Member of the Rajasthan Legislative Assembly
- Incumbent
- Assumed office 3 December 2023
- Preceded by: Girraj Singh Malinga
- In office 1998–2003
- Preceded by: Daljeet Singh
- Succeeded by: Daljeet Singh
- Constituency: Bari, Rajasthan

Personal details
- Born: 15 August 1955 (age 70) Moroli, Dholpur, Rajasthan
- Party: Shiv Sena (2022–present) (2024–present)
- Other political affiliations: Bahujan Samaj Party Bhartiya Janta Party
- Spouse: Kammoda Devi
- Children: 3
- Parent: Kamal Singh Gurjar (father)
- Occupation: MLA
- Profession: Agriculture

= Jaswant Singh Gurjar =

Indian politician (born 1955)

Jaswant Singh Gurjar (born 15 August 1955) is an Indian politician currently serving as a member of the 16th Rajasthan Legislative Assembly from Bari, Rajasthan. He previously served as a member of Rajasthan Vidhan Sabha from 1998 to 2003. He is a member of the Shiv Sena.

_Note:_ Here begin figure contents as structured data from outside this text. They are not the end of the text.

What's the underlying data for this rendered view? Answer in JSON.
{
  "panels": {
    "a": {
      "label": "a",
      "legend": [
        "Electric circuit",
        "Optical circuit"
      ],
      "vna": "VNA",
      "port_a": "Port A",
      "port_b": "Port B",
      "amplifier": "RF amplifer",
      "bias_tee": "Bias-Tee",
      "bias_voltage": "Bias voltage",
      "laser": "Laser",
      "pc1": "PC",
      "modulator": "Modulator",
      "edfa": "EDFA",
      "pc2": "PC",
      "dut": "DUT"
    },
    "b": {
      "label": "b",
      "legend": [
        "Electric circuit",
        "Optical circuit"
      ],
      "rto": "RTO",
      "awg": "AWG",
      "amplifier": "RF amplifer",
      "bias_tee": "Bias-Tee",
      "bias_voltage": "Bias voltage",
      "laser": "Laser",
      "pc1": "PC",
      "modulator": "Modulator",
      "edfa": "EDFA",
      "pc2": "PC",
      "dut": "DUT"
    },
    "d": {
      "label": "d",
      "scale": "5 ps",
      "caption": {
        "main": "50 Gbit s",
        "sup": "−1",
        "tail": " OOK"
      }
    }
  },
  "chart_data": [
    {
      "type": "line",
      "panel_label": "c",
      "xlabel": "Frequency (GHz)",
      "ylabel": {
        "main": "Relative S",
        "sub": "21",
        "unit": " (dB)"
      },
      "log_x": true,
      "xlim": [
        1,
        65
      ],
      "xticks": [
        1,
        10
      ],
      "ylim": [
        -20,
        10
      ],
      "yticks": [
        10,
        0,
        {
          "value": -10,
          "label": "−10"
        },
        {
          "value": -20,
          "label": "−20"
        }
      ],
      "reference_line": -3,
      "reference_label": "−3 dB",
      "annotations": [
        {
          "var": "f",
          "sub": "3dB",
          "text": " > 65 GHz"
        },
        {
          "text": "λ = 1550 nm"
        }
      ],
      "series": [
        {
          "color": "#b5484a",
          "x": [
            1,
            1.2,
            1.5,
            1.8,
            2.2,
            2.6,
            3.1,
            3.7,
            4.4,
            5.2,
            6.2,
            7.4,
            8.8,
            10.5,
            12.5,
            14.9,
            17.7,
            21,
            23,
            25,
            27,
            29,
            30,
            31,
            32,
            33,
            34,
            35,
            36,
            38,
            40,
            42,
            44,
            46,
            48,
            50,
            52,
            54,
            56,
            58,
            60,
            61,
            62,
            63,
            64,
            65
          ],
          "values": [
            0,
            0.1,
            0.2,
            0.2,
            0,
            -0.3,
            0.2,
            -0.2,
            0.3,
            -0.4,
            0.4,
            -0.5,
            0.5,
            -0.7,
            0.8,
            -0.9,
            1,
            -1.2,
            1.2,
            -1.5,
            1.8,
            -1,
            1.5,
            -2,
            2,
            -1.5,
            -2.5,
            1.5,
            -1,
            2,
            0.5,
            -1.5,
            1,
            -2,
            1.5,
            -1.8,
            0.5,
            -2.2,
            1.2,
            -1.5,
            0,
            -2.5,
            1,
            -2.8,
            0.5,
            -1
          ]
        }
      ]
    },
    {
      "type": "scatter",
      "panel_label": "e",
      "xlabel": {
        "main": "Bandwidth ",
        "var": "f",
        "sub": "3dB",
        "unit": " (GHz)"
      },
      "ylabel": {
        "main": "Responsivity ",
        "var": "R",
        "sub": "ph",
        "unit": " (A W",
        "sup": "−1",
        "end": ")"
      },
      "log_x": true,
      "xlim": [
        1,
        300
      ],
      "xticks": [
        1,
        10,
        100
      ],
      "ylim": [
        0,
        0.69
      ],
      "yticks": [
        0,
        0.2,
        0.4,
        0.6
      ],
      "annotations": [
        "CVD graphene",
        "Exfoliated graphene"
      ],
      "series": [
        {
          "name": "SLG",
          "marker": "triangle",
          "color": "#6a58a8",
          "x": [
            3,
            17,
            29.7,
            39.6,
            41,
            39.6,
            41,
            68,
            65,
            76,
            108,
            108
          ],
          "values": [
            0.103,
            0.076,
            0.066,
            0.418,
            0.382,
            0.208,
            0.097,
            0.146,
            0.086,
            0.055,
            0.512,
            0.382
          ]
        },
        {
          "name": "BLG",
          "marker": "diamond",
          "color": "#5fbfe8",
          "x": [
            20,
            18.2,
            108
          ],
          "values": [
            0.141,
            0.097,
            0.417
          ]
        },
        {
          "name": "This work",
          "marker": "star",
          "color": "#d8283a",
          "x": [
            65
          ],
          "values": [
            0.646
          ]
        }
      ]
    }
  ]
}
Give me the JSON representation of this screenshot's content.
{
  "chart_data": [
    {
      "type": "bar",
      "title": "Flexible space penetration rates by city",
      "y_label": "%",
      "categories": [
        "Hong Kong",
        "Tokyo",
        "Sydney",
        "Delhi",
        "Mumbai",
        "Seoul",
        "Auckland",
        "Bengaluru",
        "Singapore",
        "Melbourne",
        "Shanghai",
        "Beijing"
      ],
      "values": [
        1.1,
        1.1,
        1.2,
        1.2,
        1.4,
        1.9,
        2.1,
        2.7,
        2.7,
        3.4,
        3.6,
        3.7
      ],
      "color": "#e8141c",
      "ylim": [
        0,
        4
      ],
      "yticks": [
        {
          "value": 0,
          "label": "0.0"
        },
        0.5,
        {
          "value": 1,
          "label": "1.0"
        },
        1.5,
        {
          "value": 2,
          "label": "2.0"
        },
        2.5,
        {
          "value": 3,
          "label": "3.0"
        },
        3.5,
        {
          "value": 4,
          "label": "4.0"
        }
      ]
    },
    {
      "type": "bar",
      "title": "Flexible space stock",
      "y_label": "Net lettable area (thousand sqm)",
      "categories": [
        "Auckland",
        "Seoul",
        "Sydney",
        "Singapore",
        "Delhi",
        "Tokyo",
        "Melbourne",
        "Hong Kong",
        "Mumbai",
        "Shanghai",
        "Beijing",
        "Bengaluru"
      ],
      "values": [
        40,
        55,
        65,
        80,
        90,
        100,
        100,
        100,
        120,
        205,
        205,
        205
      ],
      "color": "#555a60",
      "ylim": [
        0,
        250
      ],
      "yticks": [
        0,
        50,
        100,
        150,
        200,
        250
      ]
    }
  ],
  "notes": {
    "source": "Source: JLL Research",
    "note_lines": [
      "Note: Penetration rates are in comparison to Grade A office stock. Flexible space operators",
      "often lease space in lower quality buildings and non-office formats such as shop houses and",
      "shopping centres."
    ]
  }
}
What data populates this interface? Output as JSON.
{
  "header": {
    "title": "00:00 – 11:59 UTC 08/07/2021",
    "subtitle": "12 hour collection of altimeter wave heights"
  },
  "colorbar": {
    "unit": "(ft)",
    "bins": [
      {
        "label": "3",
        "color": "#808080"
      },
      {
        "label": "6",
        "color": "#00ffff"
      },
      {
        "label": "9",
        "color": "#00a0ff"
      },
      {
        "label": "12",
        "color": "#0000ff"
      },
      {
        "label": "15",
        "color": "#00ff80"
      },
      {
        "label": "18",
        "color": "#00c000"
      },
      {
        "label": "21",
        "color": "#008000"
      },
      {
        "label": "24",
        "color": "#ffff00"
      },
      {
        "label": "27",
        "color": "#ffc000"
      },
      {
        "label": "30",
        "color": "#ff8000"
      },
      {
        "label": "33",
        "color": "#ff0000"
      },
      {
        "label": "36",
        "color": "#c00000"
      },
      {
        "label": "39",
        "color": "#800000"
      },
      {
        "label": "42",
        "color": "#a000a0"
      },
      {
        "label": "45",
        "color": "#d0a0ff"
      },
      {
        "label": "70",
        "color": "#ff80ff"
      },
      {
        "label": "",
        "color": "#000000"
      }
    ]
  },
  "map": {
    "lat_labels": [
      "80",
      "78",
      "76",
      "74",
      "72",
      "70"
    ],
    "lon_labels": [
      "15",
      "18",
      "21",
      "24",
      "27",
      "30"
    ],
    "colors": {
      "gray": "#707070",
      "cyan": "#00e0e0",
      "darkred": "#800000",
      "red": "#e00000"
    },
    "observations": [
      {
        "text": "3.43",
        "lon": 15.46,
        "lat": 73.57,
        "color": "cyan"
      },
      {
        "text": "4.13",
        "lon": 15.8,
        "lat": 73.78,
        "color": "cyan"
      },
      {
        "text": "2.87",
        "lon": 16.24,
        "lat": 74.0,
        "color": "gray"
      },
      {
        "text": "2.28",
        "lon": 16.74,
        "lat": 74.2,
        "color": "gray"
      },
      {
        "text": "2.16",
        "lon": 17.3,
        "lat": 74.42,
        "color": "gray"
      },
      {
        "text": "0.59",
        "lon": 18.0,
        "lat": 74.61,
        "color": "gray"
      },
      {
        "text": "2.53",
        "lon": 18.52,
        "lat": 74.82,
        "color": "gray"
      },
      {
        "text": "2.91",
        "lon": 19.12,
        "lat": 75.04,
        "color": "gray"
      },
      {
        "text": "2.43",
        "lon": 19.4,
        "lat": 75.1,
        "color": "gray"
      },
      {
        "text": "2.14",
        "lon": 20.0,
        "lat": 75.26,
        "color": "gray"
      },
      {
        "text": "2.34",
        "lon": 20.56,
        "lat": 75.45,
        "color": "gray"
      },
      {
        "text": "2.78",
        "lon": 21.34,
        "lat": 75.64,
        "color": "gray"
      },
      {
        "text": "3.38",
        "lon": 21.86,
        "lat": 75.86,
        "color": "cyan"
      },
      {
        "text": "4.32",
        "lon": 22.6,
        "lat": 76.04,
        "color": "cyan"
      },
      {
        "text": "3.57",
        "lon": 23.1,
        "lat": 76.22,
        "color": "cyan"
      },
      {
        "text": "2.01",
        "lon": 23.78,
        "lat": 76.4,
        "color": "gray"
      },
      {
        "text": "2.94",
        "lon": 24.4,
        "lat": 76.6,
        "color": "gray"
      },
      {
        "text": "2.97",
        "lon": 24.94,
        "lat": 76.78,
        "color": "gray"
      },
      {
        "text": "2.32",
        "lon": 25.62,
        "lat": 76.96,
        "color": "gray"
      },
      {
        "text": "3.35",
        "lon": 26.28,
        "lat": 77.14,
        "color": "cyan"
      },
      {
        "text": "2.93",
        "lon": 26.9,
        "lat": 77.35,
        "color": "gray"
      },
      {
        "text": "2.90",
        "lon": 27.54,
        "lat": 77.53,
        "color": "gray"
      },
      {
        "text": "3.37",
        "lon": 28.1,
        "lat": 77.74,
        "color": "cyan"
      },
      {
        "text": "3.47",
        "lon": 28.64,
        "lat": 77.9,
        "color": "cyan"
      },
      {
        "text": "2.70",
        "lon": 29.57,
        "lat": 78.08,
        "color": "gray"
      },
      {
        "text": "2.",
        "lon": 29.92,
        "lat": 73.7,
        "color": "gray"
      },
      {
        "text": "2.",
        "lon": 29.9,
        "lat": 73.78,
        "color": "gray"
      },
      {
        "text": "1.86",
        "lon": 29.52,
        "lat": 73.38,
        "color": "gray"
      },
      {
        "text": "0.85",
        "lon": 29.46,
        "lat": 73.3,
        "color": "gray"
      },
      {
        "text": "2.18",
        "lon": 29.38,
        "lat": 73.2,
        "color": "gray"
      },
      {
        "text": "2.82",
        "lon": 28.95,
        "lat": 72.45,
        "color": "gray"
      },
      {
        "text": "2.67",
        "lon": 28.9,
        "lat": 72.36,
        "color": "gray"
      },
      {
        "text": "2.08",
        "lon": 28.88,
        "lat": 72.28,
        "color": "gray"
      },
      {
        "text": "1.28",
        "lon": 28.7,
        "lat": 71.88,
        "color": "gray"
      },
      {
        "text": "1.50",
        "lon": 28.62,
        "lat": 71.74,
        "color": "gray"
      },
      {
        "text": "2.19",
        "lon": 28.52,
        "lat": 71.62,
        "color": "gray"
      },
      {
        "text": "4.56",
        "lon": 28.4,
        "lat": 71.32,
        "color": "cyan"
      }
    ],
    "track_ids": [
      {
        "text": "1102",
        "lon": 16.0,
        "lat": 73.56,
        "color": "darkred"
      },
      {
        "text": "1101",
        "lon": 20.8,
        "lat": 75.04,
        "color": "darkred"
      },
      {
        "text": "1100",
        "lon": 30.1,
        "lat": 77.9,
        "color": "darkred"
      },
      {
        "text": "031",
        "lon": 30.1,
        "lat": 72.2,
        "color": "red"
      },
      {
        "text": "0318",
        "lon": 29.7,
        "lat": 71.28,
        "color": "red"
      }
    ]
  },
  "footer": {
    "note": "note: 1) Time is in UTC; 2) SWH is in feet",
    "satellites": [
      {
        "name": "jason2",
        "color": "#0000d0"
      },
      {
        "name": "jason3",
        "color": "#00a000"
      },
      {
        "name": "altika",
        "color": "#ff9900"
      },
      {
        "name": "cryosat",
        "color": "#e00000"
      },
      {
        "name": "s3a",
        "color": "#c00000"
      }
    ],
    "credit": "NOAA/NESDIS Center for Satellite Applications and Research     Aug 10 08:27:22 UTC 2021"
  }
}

In 2023 Rajasthan state elections he won by a margin of twenty-seven thousand four hundred twenty-four votes and defeated the (BJP) Bhartiya Janta party's candidate Girraj Singh Malinga who belonged to the Dalit community. Jaswant Singh Gurjar was a former BJP MLA (political leader). He was accused of making threatening remarks against his opponent in the 2023 Rajasthan election.